Tous les neuf membres du Conseil supérieur du pouvoir judiciaire sont attendus ce mardi à une rencontre pour la reprise éventuelle du vote contesté ayant désigné Patrick Métellus, Yves Benoît Jean-Marie et Salnave Exantus pour représenter le Conseil au CEP. Mais il y aura un absent à cette séance. Le secteur des droits humains ne se fera pas encore une fois représenter à cette réunion de travail. La raison reste la même : le non retrait de l’arrêté nommant les six membres du Conseil électoral permanent.

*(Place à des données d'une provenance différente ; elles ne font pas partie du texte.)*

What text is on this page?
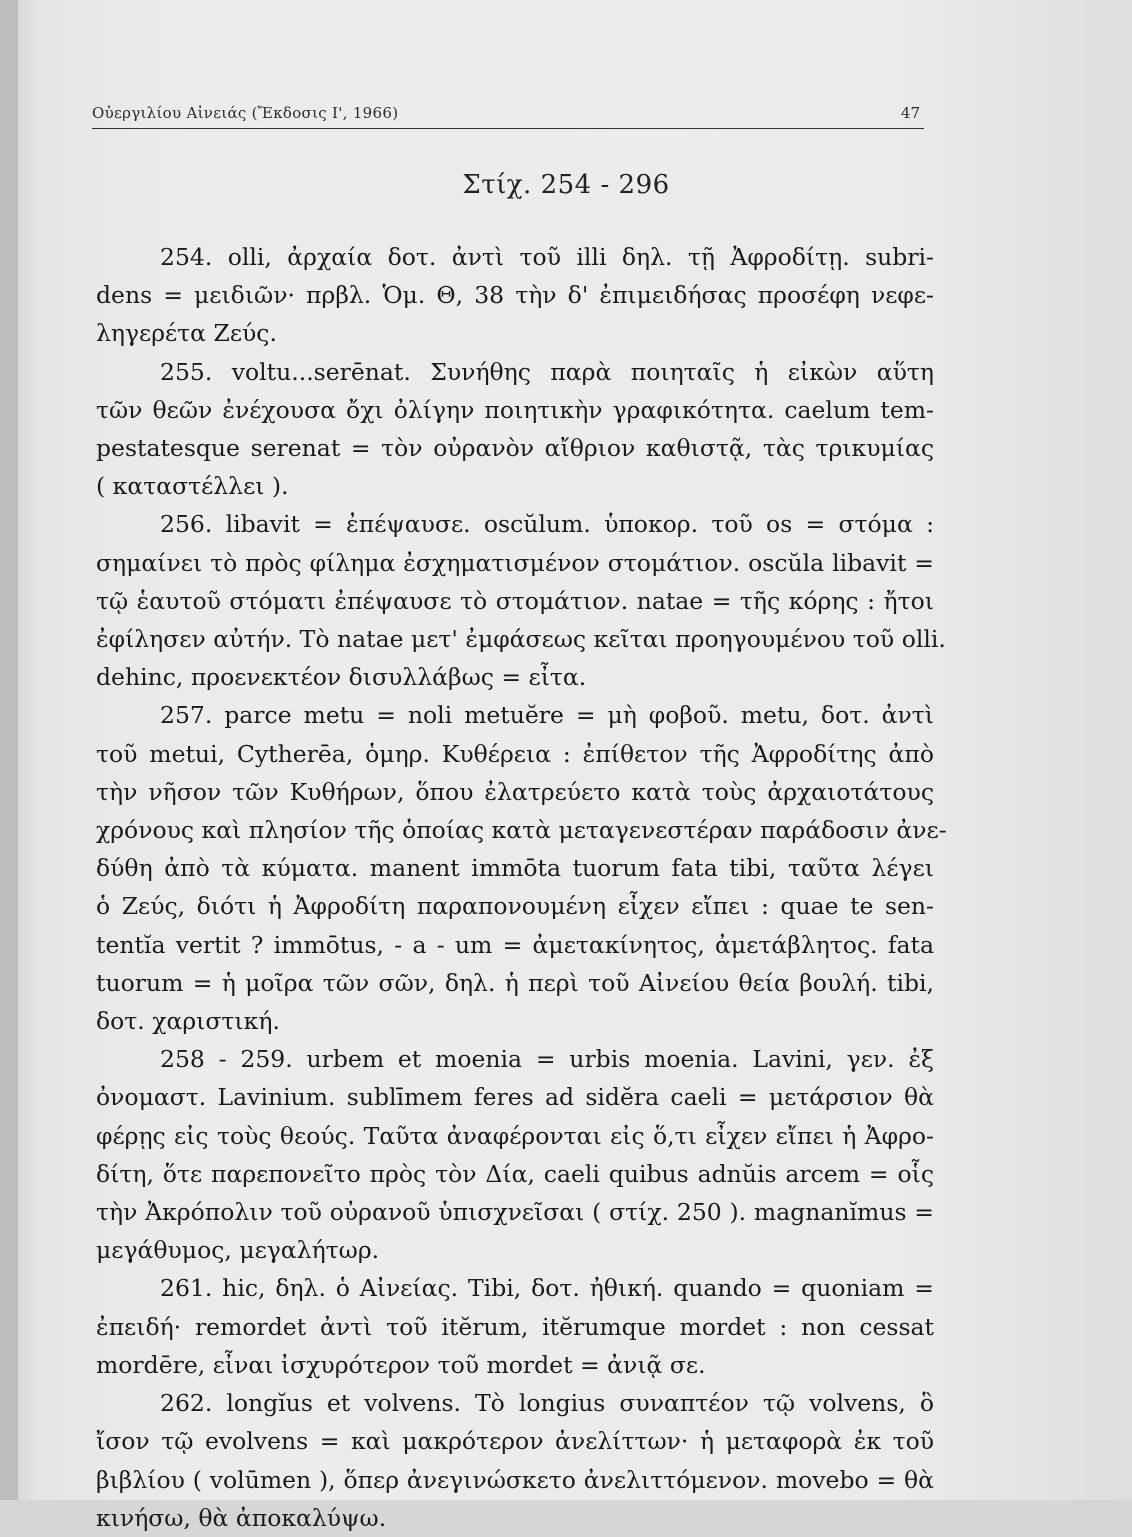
Οὐεργιλίου Αἰνειάς (Ἔκδοσις Ι', 1966)	47
Στίχ. 254 - 296
254. olli, ἀρχαία δοτ. ἀντὶ τοῦ illi δηλ. τῇ Ἀφροδίτῃ. subri-
dens = μειδιῶν· πρβλ. Ὁμ. Θ, 38 τὴν δ' ἐπιμειδήσας προσέφη νεφε-
ληγερέτα Ζεύς.
255. voltu...serēnat. Συνήθης παρὰ ποιηταῖς ἡ εἰκὼν αὕτη
τῶν θεῶν ἐνέχουσα ὄχι ὀλίγην ποιητικὴν γραφικότητα. caelum tem-
pestatesque serenat = τὸν οὐρανὸν αἴθριον καθιστᾷ, τὰς τρικυμίας
( καταστέλλει ).
256. libavit = ἐπέψαυσε. oscŭlum. ὑποκορ. τοῦ os = στόμα :
σημαίνει τὸ πρὸς φίλημα ἐσχηματισμένον στομάτιον. oscŭla libavit =
τῷ ἑαυτοῦ στόματι ἐπέψαυσε τὸ στομάτιον. natae = τῆς κόρης : ἤτοι
ἐφίλησεν αὐτήν. Τὸ natae μετ' ἐμφάσεως κεῖται προηγουμένου τοῦ olli.
dehinc, προενεκτέον δισυλλάβως = εἶτα.
257. parce metu = noli metuĕre = μὴ φοβοῦ. metu, δοτ. ἀντὶ
τοῦ metui, Cytherēa, ὁμηρ. Κυθέρεια : ἐπίθετον τῆς Ἀφροδίτης ἀπὸ
τὴν νῆσον τῶν Κυθήρων, ὅπου ἐλατρεύετο κατὰ τοὺς ἀρχαιοτάτους
χρόνους καὶ πλησίον τῆς ὁποίας κατὰ μεταγενεστέραν παράδοσιν ἀνε-
δύθη ἀπὸ τὰ κύματα. manent immōta tuorum fata tibi, ταῦτα λέγει
ὁ Ζεύς, διότι ἡ Ἀφροδίτη παραπονουμένη εἶχεν εἴπει : quae te sen-
tentĭa vertit ? immōtus, - a - um = ἀμετακίνητος, ἀμετάβλητος. fata
tuorum = ἡ μοῖρα τῶν σῶν, δηλ. ἡ περὶ τοῦ Αἰνείου θεία βουλή. tibi,
δοτ. χαριστική.
258 - 259. urbem et moenia = urbis moenia. Lavini, γεν. ἐξ
ὀνομαστ. Lavinium. sublīmem feres ad sidĕra caeli = μετάρσιον θὰ
φέρῃς εἰς τοὺς θεούς. Ταῦτα ἀναφέρονται εἰς ὅ,τι εἶχεν εἴπει ἡ Ἀφρο-
δίτη, ὅτε παρεπονεῖτο πρὸς τὸν Δία, caeli quibus adnŭis arcem = οἷς
τὴν Ἀκρόπολιν τοῦ οὐρανοῦ ὑπισχνεῖσαι ( στίχ. 250 ). magnanĭmus =
μεγάθυμος, μεγαλήτωρ.
261. hic, δηλ. ὁ Αἰνείας. Tibi, δοτ. ἠθική. quando = quoniam =
ἐπειδή· remordet ἀντὶ τοῦ itĕrum, itĕrumque mordet : non cessat
mordēre, εἶναι ἰσχυρότερον τοῦ mordet = ἀνιᾷ σε.
262. longĭus et volvens. Τὸ longius συναπτέον τῷ volvens, ὃ
ἴσον τῷ evolvens = καὶ μακρότερον ἀνελίττων· ἡ μεταφορὰ ἐκ τοῦ
βιβλίου ( volūmen ), ὅπερ ἀνεγινώσκετο ἀνελιττόμενον. movebo = θὰ
κινήσω, θὰ ἀποκαλύψω.
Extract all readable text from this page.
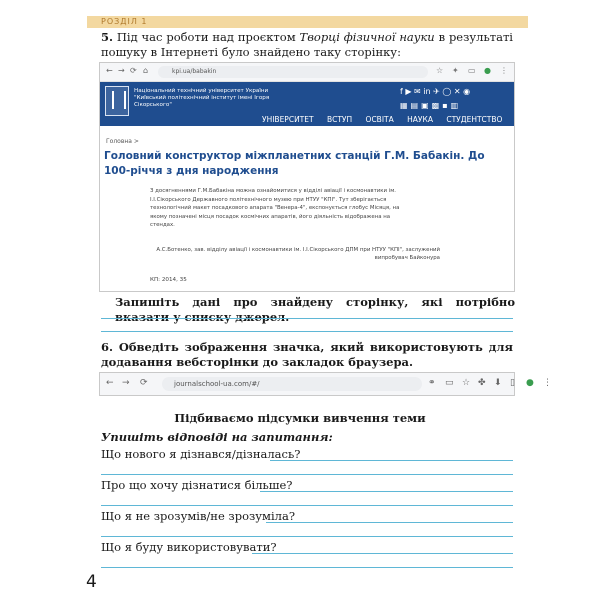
РОЗДІЛ 1
5. Під час роботи над проєктом Творці фізичної науки в результаті пошуку в Інтернеті було знайдено таку сторінку:
← → ⟳ ⌂	kpi.ua/babakin	☆ ✦ ▭ ● ⋮
Національний технічний університет України "Київський політехнічний інститут імені Ігоря Сікорського"
f ▶ ✉ in ✈ ◯ ✕ ◉
▦▤▣▩▪▥
УНІВЕРСИТЕТ ВСТУП ОСВІТА НАУКА СТУДЕНТСТВО
Головна >
Головний конструктор міжпланетних станцій Г.М. Бабакін. До 100-річчя з дня народження
З досягненнями Г.М.Бабакіна можна ознайомитися у відділі авіації і космонавтики ім. І.І.Сікорського Державного політехнічного музею при НТУУ "КПІ". Тут зберігається технологічний макет посадкового апарата "Венера-4", експонується глобус Місяця, на якому позначені місця посадок космічних апаратів, його діяльність відображена на стендах.
А.С.Ботенко, зав. відділу авіації і космонавтики ім. І.І.Сікорського ДПМ при НТУУ "КПІ", заслужений випробувач Байконура
КП: 2014, 35
Запишіть дані про знайдену сторінку, які потрібно вказати у списку джерел.
6. Обведіть зображення значка, який використовують для додавання вебсторінки до закладок браузера.
← → ⟳	journalschool-ua.com/#/	⚭ ▭ ☆ ✤ ⬇ ▯ ● ⋮
Підбиваємо підсумки вивчення теми
Упишіть відповіді на запитання:
Що нового я дізнався/дізналась?
Про що хочу дізнатися більше?
Що я не зрозумів/не зрозуміла?
Що я буду використовувати?
4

« Toute décision d’autoriser Me Dilia Lemaire à réintégrer le CSPJ passe nécessairement par le retrait de l’arrêté nommant les six membres du CEP », soutient Pierre Espérance du Réseau national de défense des droits humains (RNDDH. Il déplore le fait qu’il n’y a pas encore un acte officiel pour le retrait dudit arrêté.
Quant à la Fédération des barreaux d’Haïti (FBH), son représentant, maître Néhémy Joseph, qui n’était pas autorisé à participer à la rencontre du CSPJ vendredi dernier, prendra part cette fois-ci à la séance de ce mardi. Toutefois, maître Joseph aura une mission à accomplir au cours de cette séance. « L’assemblée des bâtonniers a décidé de se faire représenter au CSPJ. Au cours de la séance de ce mardi, maître Néhémy Joseph exigera le communiqué officiel du retrait de l’arrêté nommant les six membres formant le CEP ainsi que la certification des 12 personnalités présélectionnées pour le vote », a indiqué le bâtonnier de l’Ordre des avocats de Port-au-Prince, maître Carlos Hercule.
Selon lui, la FBH compte maintenir sa démarche relative à la mise en accusation du président du CSPJ, Me Anel Alexis Joseph, par la Chambre des députés.
De son côté, le président de l’Association nationale des magistrats haïtiens (ANAMAH), Durin Duret Junior, estime, lui aussi, que le CSPJ devrait rappeler ses représentants du CEP avant de procéder à la reprise du vote. « Ce sont des conditions préalables à la reprise du processus », soutient le magistrat qui critique également le fait qu’aucune note officielle n'est encore communiquée rappelant les six membres du CEP.
« Même le mal, ils l’ont fait mal », regrettent des hommes de loi.
Par ailleurs, jusqu’à lundi matin, la présidence a indiqué qu’elle n'a pas été informée officiellement de la décision des membres du Conseil supérieur du pouvoir judiciaire (CSPJ) de reprendre le processus de désignation des membres du Conseil électoral permanent (CEP). Mais ce n’est pas là le problème. Car le président Michel Martelly dit n’avoir pas l’autorité de rappeler les membres du CEP.
« Le CSPJ, c’est le CSPJ. Je ne me suis jamais immiscé dans les affaires du CSPJ. Je ne fais que constater. Le CSPJ n’a pas l’autorité de rappeler ses représentants du CEP. Moi non plus, je n’ai pas l’autorité de rappeler les représentants de l’Exécutif », a indiqué lundi le chef de l’Etat qui laisse le pays mardi pour New York où il participera à la 67e Assemblée générale de l’ONU.
« On peut leur demander tout simplement de démissionner. Ni le CSPJ ni l’Exécutif n’ont aucune autorité sur leurs représentants au CEP », a ajouté Michel Martelly.